Data from European Union's satellites (Copernicus Program) is available for free.

Copernicus Climate Change Service is under development, some data is already available:


Some other Copernicus services may also contain relevant information related to climate change: atmosphere, land, marine..


Oregon University has precip/temperature data for CONUS freely available!


http://www.woodfortrees.org/ - excellent stuff here

There's an interesting wrinkle going on in Australia at the moment. The Bureau of Meteorology routinely adjusts the "raw" data (for entirely sensible statistical reasons). However, the net effect of these adjustments is apparently to amplify the warming trend. There's controversy even in the raw data - any analysis produced from it can be criticised. I don't think going to the source is going to resolve the politics.


Quoting from the website "Search and access 194 data sets covering the Atmosphere, Ocean, Land and more. Explore climate indices, reanalyses and satellite data and understand their application to climate model metrics. This is the only data portal that combines data discovery, metadata, figures and world-class expertise on the strengths, limitations and applications of climate data."

There's a reply that's dead, but I'd like to address it. It asked:

"We have 25 years or so invested in the work. Why should I make the data available to you, when your aim is to try and find something wrong with it?"

That's a fair question, but my aim definitely isn't to try to find something wrong with the data. My aim is only to explore the data and find out what's right and what's wrong about my current understanding of the situation. I don't plan to blog about or even discuss the work I do.

Also, isn't publishing something in order for others to "find something wrong with it" a core component of the scientific method?

sure, but statistically someone who knows how to correctly interpret this data probably already has the academic communication channels to solicit it directly, so someone randomly asking for it online probably has an axe to grind

Right, which is why I thought it was a fair point for the original poster of the message to bring up. And it seems like there are lots of people with an axe to grind on this topic.

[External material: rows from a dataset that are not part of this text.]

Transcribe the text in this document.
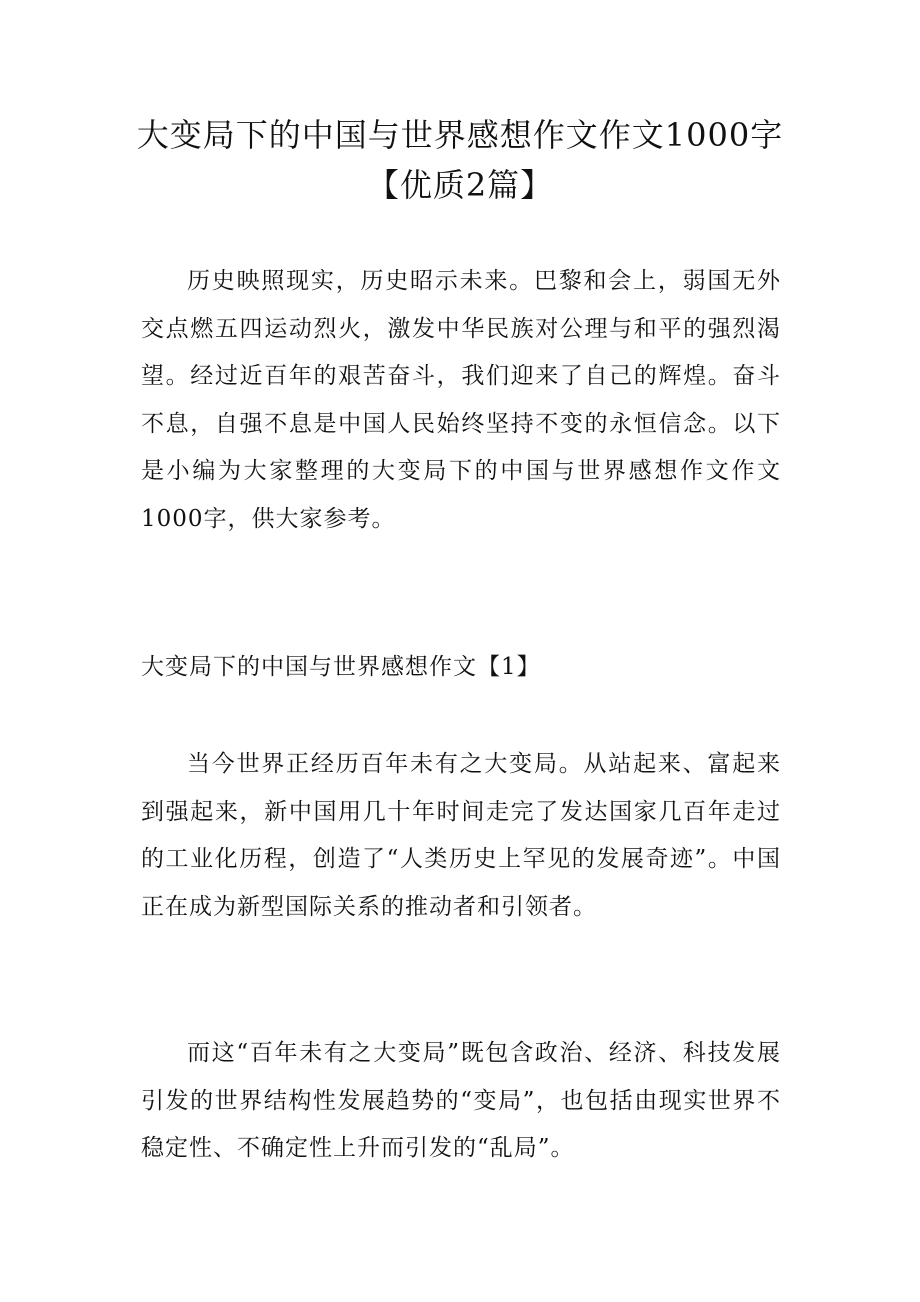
大变局下的中国与世界感想作文作文1000字【优质2篇】

历史映照现实，历史昭示未来。巴黎和会上，弱国无外交点燃五四运动烈火，激发中华民族对公理与和平的强烈渴望。经过近百年的艰苦奋斗，我们迎来了自己的辉煌。奋斗不息，自强不息是中国人民始终坚持不变的永恒信念。以下是小编为大家整理的大变局下的中国与世界感想作文作文1000字，供大家参考。

大变局下的中国与世界感想作文【1】

当今世界正经历百年未有之大变局。从站起来、富起来到强起来，新中国用几十年时间走完了发达国家几百年走过的工业化历程，创造了“人类历史上罕见的发展奇迹”。中国正在成为新型国际关系的推动者和引领者。

而这“百年未有之大变局”既包含政治、经济、科技发展引发的世界结构性发展趋势的“变局”，也包括由现实世界不稳定性、不确定性上升而引发的“乱局”。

I'm just looking to learn more for myself, and I decided to ask HN because I was having trouble deciding where to start. I realize it's tough to look at data on a complex topic without a thorough academic background in it. But I figure I'll never learn more if I don't at least get started.

Thanks for explaining this, I would have thought the same: I'm a novice, looking for good climate data sets to analyze... asking HN could be a good place to start. Based on the feedback/links provided so far, I think it is!

Based on my interpretation, using that logic as a reason to withhold the data probably furthers the exclusionary/isolationist phenomenon that exists in modern academia already. Certainly people who are formally accredited to 'correctly interpret this data' are quantifiable, but without providing it to the non-credentialed as well we shouldn't draw statistical claims based on their ability to correctly analyze something they've been denied access to, or suppose their intentions as a reason to exclude access.

Example: me

I pride myself with being able to change my mind even on topics that I have been sure about since I was a kid. (Example: laws against drugs, -based on thoughful opinions by people here and possibly elsewhere I now think we would be better of if certain drugs were decriminalized.)

On certain topics however like AGW or not there is still just a shouting match: flagging, downvoting, accusations ("sceptism is just another word for denier", "anyone who disagree is a paid shill", "questions are never real, it is the YAQ tactic")

Luckily I've met some more reasonable folks at work that kindly answered my questions about data -with data- instead of flaming me.

You see, people like me want data like metric tons of CO2 by source

- not data about how many scientists have agreed.

> metric tons of CO2 by source

Surprisingly hard to measure without controversy. You can take point measurements of atmospheric content and ocean cooncentration, but all sorts of things like melting permafrost outgassing have to be estimated.

I've never used it myself, but Richard Muller's Berkely Earth project publish their datasets online.